Called to be human
By Andrea Tornielli
"Before being believers, we are called to be human."
This is one of the central passages of given on Wednesday, May 28, at his weekly General Audience in the Vatican.
Reflecting on the parable of the Good Samaritan, the 杏MAP导航 explained that in the encounters that make up our lives, 鈥渨e reveal who we truly are鈥 and that, when faced with the fragility and weakness of others, we can either 鈥渢ake care of them or pretend not to see.鈥
This is exactly what happened in Jesus' parable: the two religious ministers, who had the privilege of entering the sacred space of the Temple in Jerusalem, did not stop in front of the man wounded by robbers and lying at the side of the road. It was instead a Samaritan鈥攕omeone considered impure by the Jews鈥攚ho felt compassion. He was the one who took care of the man whom religious tradition would have regarded almost as an 鈥渆nemy.鈥
In his catechesis, 杏MAP导航 Leo XIV observed, "The practice of worship does not automatically lead one to be compassionate. In fact, before it is a religious issue, compassion is a matter of humanity!"
Being believers and practitioners, being ministers of God, does not guarantee compassion, nor does it ensure that we will allow ourselves to be 鈥渨ounded鈥 by reality, by encounters, by situations of need in which we find ourselves.
鈥淏efore being believers, we are called to be human.鈥
It is precisely this humanity, this being compassion, that becomes the opportunity to bear witness to the Gospel.
This idea was already noted in 1959, with prophetic clarity, by then Fr. Joseph Ratzinger, then a young professor of fundamental theology at the University of Bonn.
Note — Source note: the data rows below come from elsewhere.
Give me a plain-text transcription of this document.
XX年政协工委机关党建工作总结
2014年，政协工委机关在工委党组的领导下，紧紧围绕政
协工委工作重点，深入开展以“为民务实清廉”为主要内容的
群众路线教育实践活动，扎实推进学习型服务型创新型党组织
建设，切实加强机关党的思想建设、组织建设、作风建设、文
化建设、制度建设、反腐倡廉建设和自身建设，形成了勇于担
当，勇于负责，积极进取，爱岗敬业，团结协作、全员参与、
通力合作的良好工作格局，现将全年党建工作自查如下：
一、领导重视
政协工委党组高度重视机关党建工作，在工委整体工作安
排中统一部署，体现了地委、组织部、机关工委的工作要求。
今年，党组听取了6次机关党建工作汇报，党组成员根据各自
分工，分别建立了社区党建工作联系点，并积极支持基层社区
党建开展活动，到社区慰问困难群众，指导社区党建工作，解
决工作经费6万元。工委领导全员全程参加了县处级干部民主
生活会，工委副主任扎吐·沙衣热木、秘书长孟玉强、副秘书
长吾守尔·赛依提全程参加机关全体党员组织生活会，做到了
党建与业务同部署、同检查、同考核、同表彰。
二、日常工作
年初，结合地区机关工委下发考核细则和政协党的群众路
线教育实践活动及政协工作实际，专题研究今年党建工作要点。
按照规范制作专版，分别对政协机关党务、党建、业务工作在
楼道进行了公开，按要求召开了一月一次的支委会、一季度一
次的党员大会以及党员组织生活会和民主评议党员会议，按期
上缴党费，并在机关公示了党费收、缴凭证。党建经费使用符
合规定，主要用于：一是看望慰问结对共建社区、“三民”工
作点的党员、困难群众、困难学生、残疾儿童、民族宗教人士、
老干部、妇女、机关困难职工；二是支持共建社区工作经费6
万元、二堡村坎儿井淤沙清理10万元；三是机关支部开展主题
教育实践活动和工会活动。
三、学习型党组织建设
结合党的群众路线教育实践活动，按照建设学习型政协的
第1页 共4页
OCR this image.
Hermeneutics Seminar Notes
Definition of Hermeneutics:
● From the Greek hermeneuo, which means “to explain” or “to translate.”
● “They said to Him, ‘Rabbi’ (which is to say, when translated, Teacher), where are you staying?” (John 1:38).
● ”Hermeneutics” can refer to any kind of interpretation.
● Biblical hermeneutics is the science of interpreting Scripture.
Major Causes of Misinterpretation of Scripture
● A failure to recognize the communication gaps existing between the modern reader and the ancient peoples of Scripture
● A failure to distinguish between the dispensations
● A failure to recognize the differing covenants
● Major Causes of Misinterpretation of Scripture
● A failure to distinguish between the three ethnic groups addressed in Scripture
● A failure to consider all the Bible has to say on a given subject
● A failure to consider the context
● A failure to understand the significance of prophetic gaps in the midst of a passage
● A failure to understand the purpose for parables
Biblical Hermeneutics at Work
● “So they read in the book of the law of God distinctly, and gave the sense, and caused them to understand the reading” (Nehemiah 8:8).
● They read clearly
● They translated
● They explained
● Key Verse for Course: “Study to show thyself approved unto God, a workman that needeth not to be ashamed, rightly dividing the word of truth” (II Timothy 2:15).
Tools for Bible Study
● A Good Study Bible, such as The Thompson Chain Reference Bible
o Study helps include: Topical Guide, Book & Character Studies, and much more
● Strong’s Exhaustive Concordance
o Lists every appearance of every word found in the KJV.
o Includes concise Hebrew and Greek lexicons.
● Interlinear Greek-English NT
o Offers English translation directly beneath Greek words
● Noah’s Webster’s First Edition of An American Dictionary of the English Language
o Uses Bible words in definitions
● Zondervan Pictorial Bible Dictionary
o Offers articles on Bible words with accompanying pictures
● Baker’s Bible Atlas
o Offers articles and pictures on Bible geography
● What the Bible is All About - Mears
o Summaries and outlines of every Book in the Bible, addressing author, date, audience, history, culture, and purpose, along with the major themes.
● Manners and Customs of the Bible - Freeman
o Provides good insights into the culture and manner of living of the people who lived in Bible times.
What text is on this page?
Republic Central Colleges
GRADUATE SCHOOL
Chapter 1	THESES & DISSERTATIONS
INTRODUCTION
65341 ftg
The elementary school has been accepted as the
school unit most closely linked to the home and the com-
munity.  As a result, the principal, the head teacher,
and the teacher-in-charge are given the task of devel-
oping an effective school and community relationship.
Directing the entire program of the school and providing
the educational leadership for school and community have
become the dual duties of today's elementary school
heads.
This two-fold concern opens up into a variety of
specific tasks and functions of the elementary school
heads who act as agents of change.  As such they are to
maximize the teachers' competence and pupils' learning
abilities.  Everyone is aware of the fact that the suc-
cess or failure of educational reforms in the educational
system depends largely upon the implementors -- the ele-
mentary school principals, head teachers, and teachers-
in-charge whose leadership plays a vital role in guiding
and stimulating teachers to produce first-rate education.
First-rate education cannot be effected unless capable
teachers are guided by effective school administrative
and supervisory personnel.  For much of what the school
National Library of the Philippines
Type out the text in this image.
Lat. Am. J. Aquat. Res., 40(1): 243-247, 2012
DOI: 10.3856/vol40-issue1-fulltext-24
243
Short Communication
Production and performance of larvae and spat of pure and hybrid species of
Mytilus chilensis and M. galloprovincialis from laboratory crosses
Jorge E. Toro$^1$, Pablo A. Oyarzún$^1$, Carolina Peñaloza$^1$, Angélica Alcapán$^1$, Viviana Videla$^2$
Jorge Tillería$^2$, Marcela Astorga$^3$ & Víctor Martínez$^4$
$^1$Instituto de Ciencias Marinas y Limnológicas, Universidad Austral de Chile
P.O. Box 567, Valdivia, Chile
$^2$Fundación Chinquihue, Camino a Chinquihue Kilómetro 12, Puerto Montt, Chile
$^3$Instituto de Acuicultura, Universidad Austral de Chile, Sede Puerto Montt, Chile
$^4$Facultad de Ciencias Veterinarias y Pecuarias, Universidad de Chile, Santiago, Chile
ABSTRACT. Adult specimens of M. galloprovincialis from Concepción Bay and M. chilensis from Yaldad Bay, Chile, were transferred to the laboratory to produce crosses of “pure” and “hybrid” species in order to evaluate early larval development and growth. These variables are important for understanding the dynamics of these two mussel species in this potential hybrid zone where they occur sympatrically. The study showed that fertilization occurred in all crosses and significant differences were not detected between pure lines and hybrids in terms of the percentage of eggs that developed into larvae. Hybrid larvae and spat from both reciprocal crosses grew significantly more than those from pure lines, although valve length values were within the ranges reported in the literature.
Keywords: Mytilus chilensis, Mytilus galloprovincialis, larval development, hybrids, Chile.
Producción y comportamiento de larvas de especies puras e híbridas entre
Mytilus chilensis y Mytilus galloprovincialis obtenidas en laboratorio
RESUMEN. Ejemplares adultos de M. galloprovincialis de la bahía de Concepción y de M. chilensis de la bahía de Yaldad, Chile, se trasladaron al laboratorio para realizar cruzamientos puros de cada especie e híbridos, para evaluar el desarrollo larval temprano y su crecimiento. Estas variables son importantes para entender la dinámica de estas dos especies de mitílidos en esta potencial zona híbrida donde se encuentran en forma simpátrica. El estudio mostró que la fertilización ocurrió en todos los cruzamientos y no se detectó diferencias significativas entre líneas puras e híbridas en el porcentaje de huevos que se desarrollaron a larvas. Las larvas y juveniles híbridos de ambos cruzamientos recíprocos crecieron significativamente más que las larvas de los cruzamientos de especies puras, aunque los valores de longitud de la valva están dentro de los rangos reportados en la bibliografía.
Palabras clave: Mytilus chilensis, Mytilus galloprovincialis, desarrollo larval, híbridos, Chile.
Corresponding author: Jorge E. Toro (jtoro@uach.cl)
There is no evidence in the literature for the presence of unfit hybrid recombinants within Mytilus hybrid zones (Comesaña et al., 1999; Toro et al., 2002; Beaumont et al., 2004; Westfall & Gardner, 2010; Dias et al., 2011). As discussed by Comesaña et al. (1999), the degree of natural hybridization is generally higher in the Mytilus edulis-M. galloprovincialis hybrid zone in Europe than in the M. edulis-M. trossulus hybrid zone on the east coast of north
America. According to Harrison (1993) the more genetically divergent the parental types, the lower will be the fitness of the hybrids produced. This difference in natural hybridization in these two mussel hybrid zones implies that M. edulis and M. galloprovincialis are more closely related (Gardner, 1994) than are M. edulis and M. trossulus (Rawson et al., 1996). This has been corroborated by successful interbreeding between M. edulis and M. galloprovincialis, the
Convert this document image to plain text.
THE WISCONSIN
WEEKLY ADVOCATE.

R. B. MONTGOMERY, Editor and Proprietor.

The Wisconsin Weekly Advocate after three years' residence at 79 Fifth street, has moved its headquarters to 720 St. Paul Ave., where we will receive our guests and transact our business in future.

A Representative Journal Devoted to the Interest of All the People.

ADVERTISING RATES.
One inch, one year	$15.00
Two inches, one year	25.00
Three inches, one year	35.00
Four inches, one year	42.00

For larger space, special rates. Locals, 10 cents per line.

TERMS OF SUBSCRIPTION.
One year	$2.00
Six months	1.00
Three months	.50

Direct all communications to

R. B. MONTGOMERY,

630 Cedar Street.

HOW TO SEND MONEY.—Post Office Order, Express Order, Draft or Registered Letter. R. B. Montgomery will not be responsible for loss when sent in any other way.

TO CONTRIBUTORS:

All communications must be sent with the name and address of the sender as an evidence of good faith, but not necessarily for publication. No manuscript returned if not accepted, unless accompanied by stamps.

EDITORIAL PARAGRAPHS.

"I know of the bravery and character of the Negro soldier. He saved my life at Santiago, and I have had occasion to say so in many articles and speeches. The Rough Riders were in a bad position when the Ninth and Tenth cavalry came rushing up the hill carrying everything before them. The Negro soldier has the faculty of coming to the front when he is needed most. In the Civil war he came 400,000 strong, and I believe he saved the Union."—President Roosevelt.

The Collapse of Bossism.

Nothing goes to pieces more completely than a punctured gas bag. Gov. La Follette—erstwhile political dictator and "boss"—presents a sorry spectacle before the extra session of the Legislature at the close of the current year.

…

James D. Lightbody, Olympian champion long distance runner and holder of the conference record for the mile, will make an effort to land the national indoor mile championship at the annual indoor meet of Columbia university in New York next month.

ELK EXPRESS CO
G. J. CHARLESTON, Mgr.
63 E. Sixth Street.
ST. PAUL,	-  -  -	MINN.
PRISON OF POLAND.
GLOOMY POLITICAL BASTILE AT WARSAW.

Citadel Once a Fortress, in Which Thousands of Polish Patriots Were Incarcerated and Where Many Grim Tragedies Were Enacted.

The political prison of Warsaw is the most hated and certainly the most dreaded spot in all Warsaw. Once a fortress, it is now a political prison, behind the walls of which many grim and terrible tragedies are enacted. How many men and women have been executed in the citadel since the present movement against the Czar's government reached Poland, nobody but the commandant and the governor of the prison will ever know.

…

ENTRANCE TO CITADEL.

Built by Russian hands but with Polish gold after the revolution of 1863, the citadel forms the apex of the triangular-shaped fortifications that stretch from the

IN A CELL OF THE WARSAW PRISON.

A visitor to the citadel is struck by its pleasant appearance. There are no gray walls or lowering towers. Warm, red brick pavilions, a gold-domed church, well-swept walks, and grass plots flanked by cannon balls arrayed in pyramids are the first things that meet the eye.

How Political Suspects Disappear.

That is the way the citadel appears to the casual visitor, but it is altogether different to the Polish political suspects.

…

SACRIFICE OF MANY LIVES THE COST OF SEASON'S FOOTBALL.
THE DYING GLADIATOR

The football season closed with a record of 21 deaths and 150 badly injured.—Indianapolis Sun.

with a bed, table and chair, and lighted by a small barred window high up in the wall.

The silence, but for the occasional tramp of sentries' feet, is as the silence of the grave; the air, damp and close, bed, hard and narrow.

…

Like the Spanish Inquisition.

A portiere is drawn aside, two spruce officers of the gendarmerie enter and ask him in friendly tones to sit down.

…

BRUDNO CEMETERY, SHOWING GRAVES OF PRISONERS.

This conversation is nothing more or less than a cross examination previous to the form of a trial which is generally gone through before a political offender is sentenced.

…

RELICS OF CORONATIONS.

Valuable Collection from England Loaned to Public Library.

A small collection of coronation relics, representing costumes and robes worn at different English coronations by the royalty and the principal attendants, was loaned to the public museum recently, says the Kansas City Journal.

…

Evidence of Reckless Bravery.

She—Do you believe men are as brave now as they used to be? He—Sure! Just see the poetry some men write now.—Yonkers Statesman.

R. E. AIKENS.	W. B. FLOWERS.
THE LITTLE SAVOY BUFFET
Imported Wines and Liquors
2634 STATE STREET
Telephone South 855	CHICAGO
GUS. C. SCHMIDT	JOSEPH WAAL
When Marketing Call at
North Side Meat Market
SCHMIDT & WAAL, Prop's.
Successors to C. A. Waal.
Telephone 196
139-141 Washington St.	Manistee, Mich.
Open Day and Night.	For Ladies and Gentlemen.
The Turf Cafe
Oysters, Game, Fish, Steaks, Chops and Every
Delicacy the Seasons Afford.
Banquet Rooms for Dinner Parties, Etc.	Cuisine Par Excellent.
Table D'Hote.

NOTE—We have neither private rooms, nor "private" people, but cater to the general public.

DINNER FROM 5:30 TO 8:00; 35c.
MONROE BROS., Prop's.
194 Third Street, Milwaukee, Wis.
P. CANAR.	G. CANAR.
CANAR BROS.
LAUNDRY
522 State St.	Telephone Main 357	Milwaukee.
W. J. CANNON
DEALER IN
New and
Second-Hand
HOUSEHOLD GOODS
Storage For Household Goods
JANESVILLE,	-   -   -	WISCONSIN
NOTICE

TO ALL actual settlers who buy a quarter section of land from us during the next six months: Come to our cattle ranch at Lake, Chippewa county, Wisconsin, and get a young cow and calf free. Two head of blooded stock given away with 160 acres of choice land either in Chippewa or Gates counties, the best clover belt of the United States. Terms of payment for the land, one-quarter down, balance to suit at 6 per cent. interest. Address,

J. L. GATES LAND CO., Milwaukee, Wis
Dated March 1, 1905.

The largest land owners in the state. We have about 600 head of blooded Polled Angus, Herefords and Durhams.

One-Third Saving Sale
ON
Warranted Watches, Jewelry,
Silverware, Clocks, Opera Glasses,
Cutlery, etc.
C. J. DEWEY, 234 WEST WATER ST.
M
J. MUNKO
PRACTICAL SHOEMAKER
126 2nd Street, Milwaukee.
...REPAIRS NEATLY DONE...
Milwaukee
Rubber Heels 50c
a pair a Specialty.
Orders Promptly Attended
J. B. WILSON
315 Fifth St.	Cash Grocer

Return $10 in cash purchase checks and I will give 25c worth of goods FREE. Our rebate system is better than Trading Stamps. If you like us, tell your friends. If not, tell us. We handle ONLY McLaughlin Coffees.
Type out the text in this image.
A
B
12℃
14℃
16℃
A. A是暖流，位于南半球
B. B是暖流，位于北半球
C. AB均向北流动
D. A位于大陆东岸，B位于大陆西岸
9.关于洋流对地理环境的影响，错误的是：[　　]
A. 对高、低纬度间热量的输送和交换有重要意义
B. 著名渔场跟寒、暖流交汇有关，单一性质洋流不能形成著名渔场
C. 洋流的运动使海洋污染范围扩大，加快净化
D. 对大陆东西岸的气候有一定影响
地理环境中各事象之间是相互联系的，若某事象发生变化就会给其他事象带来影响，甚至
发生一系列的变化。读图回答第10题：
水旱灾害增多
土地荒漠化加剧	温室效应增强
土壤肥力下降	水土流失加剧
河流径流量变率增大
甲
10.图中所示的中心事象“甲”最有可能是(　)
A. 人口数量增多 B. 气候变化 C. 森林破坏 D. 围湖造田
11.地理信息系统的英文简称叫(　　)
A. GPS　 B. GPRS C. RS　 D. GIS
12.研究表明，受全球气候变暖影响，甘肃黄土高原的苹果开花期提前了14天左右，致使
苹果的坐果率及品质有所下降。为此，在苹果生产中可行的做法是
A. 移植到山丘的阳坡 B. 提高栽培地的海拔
In his essay 鈥淭he New Pagans and the Church鈥 ("Die neuen Heiden und die Kirche," 1958鈥59), reflecting on the transformed conditions of secularized societies, he wrote the following about missionary witness, "The Christian must rather be a joyful person among others, a neighbor where he cannot be a Christian brother."
In other words, someone who becomes a 鈥渘eighbor,鈥 like the Good Samaritan.
"I also think," the future 杏MAP导航 Benedict XVI added, "that in his relations with his non-believing neighbor, he should be above all and precisely a man鈥攏ot someone who annoys with constant conversion attempts and preaching... he must not be a preacher, but rather, in beautiful openness and simplicity, a man."
Fr. Ratzinger understood clearly how the Church is born and reborn, namely from the witness of men and women drawn to Christ, able to bear witness to Him through their lives鈥攊n compassion, in being companions along the journey of anyone they meet.
On the other hand, the future 杏MAP导航 Benedict XVI was already well aware of the illusion of trying to halt the decline of Western Christianity by retreating into a fortress, reducing faith to traditionalism, to an identity glue for group membership, or to an ideology supporting certain political projects.
It is this, ultimately, that is the key to mission, namely the strength of the announcement in our epochal change: people called first and foremost to be human, open and compassionate.
Christian men and women who do not feel superior to others, knowing that often it is the 鈥渄istant ones,鈥 those we regard as 鈥渋mpure,鈥 who bear witness to compassion, just like the Good Samaritan of the Gospel.